5. En deuxième lieu, aux termes de l'article L. 61 du livre des procédures fiscales figurant en section IV " Procédures de rectification ", chapitre 1 " Procédure de redressement contradictoire " de ce livre : " Après l'établissement du rôle ou l'émission de l'avis de mise en recouvrement, le contribuable conserve le droit de présenter une réclamation conformément à l'article L. 190. ". Aux termes de l'article L. 253 du même livre : " Un avis d'imposition est adressé sous pli fermé à tout contribuable inscrit au rôle des impôts directs ou, pour les redevables de l'impôt de solidarité sur la fortune relevant des dispositions du 2 du I de l'article 885 W du code général des impôts, au rôle de cet impôt, dans les conditions prévues aux articles 1658 à 1659 A du même code. / L'avis d'imposition mentionne le total par nature d'impôt des sommes à acquitter, les conditions d'exigibilité, la date de mise en recouvrement et la date limite de paiement (...) ". En vertu du premier alinéa de l'article L. 256 du même livre : " Un avis de mise en recouvrement est adressé par le comptable public compétent à tout redevable des sommes, droits, taxes et redevances de toute nature dont le recouvrement lui incombe lorsque le paiement n'a pas été effectué à la date d'exigibilité ". Enfin aux termes de l'article 1658 du code général des impôts, dans sa version alors applicable : " Les impôts directs et les taxes y assimilées sont recouvrés en vertu de rôles rendus exécutoires par arrêté du préfet ou d'avis de mise en recouvrement. / Pour l'application de la procédure de recouvrement par voie de rôle prévue au premier alinéa, le représentant de l'Etat dans le département peut déléguer ses pouvoirs aux agents de catégorie A placés sous l'autorité des directeurs départementaux des finances publiques ou des responsables de services à compétence nationale, détenant au moins un grade fixé par décret en Conseil d'Etat. La publicité de ces délégations est assurée par la publication des arrêtés de délégation au recueil des actes administratifs de la préfecture. ".

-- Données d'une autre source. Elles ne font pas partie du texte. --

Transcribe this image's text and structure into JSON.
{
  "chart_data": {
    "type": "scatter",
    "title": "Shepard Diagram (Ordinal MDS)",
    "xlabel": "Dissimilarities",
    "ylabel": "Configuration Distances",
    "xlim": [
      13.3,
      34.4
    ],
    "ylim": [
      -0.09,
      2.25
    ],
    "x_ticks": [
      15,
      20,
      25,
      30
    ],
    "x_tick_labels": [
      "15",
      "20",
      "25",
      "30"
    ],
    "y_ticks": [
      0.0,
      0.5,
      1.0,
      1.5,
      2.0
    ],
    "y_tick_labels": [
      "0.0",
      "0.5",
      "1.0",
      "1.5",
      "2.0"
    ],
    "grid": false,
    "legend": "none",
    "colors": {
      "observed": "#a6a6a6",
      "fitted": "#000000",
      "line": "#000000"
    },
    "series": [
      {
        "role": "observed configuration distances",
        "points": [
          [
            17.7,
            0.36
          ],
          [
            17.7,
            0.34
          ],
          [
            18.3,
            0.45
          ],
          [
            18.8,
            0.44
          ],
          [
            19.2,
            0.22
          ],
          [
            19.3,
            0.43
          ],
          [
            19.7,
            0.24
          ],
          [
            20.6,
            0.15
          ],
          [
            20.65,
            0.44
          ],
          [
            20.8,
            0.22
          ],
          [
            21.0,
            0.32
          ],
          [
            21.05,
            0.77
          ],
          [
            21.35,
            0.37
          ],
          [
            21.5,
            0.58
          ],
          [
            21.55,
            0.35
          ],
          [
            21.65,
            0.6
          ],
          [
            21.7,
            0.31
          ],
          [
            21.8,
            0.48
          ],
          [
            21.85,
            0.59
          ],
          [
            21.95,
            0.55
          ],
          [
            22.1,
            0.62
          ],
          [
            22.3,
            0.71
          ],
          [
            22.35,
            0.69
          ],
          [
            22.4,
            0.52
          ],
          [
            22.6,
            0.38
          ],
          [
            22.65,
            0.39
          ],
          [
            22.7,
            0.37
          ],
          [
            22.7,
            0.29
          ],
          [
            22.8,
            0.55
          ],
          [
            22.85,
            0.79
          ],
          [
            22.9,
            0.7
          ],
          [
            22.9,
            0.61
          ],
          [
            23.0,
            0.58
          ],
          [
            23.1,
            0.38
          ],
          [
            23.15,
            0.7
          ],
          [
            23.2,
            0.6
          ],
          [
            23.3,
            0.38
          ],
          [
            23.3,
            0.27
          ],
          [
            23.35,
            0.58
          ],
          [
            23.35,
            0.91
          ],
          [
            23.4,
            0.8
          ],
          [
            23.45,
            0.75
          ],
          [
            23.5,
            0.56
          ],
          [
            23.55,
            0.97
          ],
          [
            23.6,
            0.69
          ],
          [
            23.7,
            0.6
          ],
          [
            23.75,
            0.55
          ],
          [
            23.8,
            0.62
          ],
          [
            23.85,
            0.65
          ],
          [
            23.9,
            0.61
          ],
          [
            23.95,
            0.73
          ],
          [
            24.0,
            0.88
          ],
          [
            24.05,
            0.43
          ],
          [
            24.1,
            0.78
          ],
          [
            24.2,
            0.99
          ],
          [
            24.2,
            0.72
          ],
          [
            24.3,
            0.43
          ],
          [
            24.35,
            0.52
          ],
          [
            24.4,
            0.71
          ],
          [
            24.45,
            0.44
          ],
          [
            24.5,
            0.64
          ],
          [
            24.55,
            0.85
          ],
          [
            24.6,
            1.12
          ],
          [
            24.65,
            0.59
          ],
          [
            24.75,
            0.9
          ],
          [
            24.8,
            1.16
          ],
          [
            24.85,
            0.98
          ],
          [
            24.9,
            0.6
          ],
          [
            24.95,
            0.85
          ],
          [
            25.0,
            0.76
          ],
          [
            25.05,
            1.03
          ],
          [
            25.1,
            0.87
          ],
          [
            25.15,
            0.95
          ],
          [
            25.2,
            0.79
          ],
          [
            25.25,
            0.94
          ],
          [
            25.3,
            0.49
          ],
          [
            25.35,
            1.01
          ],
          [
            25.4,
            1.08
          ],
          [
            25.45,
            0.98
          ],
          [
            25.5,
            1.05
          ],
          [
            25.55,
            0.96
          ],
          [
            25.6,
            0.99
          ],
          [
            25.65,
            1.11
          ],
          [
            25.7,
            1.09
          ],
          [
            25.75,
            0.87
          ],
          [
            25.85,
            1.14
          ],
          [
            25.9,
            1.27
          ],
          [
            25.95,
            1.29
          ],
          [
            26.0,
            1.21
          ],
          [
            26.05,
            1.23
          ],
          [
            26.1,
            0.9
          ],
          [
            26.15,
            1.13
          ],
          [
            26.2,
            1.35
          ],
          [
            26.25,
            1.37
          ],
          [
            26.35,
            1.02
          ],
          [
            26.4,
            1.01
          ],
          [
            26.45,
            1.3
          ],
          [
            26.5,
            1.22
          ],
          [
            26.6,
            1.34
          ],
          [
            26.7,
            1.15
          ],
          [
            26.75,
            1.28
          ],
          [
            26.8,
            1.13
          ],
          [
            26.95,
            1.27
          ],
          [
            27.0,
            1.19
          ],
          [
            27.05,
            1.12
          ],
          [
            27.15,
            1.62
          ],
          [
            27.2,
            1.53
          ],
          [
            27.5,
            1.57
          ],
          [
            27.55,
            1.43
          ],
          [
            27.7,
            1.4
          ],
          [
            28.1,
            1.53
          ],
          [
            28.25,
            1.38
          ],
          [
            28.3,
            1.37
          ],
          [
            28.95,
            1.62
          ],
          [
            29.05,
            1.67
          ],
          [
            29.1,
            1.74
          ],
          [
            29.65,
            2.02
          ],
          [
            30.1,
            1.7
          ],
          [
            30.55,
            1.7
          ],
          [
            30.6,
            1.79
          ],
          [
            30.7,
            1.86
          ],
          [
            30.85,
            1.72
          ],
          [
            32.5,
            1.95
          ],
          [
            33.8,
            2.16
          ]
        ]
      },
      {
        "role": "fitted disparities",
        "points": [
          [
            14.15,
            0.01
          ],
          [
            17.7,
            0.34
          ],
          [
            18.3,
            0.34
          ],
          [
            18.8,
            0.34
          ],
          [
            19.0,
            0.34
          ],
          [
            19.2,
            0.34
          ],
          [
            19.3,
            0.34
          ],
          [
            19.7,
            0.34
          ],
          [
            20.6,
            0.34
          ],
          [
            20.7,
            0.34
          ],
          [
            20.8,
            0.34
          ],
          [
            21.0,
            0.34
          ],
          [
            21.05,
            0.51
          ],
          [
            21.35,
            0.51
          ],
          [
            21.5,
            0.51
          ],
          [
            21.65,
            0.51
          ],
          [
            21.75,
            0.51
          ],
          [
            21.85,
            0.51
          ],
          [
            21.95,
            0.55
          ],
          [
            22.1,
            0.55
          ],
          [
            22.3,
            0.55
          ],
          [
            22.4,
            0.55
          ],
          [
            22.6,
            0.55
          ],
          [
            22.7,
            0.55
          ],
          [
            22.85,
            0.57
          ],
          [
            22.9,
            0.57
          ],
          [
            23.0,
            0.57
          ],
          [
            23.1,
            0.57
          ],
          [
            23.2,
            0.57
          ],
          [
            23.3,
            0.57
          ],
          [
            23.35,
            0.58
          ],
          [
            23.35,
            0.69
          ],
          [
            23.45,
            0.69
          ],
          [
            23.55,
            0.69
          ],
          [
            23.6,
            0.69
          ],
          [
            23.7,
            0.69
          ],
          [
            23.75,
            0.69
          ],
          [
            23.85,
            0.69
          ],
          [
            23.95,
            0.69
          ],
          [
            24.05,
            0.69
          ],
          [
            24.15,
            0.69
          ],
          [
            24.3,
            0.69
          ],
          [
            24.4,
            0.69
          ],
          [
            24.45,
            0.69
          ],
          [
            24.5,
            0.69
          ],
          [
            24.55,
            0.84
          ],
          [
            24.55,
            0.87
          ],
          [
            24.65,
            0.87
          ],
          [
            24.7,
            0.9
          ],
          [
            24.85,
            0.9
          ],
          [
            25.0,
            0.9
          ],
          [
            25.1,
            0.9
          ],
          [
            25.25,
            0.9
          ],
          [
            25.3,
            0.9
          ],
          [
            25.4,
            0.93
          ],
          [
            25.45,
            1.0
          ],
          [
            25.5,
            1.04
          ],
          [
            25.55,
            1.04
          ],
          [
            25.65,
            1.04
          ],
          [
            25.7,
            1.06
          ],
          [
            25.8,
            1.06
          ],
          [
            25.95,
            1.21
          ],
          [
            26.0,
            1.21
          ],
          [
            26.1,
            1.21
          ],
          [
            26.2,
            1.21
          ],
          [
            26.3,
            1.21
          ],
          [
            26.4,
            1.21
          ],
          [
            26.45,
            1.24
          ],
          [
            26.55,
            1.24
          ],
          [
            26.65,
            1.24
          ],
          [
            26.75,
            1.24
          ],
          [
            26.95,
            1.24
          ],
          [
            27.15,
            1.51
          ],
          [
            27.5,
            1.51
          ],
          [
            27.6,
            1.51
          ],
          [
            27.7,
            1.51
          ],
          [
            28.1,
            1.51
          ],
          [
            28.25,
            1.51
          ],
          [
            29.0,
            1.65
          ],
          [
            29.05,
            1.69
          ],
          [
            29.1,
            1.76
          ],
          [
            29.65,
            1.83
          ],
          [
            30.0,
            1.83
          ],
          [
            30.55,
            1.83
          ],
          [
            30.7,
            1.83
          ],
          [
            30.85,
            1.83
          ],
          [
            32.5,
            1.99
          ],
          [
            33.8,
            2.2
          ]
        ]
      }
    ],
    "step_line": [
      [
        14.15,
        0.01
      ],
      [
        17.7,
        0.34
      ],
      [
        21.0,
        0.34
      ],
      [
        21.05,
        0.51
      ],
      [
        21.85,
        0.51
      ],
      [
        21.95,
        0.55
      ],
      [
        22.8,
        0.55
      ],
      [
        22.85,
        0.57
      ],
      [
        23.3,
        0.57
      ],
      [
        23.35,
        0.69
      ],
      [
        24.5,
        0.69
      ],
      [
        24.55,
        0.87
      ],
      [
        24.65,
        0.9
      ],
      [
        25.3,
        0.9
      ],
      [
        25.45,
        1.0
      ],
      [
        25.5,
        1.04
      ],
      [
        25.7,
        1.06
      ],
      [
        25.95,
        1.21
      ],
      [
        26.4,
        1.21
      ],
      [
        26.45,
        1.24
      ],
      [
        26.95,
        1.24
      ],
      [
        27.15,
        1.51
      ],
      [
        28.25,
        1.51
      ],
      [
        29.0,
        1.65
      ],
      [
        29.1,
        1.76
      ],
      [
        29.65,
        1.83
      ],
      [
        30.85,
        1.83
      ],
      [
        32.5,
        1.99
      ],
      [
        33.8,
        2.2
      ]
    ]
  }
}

6. Si l'article 55 de la loi du 29 décembre 2010 portant loi de finances rectificative pour 2010 a complété l'article 1658 du code général des impôts en y ajoutant le membre de phrase " ou d'avis de mise en recouvrement ", il ne résulte pas de ces dispositions, éclairées par les travaux parlementaires et qui doivent être combinées avec les dispositions précitées de l'article L. 61 du livre des procédures fiscales, que le législateur aurait ainsi entendu faire obligation à l'administration, à peine d'irrégularité, d'émettre un avis de mise en recouvrement lorsqu'elle souhaite établir et recouvrer des impositions supplémentaires en matière d'impôt sur le revenu. La circonstance que l'imposition supplémentaire soit consécutive à la vérification de comptabilité de la SEP KJD 59 réalisée en Guadeloupe et le fait que la proposition de rectification adressée à M. C... provienne de la direction départementale des finances publiques de Guadeloupe n'implique pas davantage d'obligation pour l'administration de procéder par avis de mise en recouvrement et non par voie de rôle.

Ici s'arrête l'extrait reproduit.